Il semble que sur ce sol, essentiellement démocratique, la nature se montre, en ce qui la concerne, plus aristocrate qu’ailleurs, et que le génie de la sélection y travaille perpétuellement à l’avancement de ses élues. De tous les dons qu’il leur prodigue, l’un des plus caractéristiques est à coup sûr l’adaptabilité. Peu de femmes, en Europe, possèdent, au même degré que l’Américaine, la faculté de s’identifier avec un milieu nouveau, de changer de pays, de climat, d’entourage avec une aussi merveilleuse souplesse. Mieux que d’autres, elle s’accommode aux circonstances, tout en conservant son individualité dans un cadre étranger. Les liens qui l’attachent à la ville ou au village natal sont sans force. Elle les rompra sans souffrance, elle émigrera sans hésitation. Citadine de New-York ou de Boston, de Baltimore ou de Philadelphie, elle suivra son mari dans les solitudes du far-west, ou, campagnarde, s’arrangera de Londres ou de Paris, de Munich ou de Borne avec une aisance parfaite. Ni les distances ne l’éliraient, ni les longs voyages ne l’arrêtent.
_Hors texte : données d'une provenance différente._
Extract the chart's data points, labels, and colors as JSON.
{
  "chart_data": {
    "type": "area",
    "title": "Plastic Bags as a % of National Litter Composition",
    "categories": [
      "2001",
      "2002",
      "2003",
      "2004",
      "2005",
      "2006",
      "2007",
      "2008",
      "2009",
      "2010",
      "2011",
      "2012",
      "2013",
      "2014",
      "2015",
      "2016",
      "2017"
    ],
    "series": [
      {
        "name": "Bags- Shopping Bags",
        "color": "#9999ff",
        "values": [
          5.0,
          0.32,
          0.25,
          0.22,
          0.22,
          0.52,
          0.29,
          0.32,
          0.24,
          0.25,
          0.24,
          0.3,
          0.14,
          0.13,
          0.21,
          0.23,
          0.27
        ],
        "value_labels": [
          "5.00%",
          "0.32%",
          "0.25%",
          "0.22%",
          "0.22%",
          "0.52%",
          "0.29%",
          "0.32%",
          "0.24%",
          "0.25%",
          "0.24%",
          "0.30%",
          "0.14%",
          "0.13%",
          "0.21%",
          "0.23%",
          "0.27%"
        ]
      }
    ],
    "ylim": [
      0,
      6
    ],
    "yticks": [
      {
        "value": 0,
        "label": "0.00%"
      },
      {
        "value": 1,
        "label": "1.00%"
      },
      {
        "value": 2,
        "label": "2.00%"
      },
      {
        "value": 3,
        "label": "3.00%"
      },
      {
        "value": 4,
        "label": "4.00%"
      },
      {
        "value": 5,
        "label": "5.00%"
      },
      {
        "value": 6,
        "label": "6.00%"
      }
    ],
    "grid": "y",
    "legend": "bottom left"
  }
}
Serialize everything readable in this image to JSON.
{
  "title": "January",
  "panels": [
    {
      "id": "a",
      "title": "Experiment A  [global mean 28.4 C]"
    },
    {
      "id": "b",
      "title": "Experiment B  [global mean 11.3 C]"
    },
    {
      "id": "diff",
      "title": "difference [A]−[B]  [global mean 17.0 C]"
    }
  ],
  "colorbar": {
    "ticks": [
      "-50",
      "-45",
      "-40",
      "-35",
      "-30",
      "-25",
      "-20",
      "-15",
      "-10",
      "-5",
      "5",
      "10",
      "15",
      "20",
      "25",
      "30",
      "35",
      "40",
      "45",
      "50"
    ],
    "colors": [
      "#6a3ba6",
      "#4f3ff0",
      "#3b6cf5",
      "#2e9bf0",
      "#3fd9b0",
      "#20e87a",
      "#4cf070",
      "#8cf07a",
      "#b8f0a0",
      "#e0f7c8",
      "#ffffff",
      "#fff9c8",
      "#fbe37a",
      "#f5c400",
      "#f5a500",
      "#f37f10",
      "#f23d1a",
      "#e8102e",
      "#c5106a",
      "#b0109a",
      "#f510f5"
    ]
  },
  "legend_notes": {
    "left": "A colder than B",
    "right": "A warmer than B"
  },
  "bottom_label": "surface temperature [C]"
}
Il semblerait qu’elle n’ait pas de patrie, tant elle fait facilement la sienne du pays où sa destinée l’amène, de Melbourne ou de Hong-Kong, du Chili ou des Indes. Partout elle porte avec elle sa belle humeur, sa conception optimiste de la vie, son don de tirer parti de tout. Elle est la vraie femme d’une race nomade, prête aux déplacemens, insouciante du milieu, tenant pour bon celui qui la rapproche de son but, celui où l’activité de son mari rencontre un champ libre et large.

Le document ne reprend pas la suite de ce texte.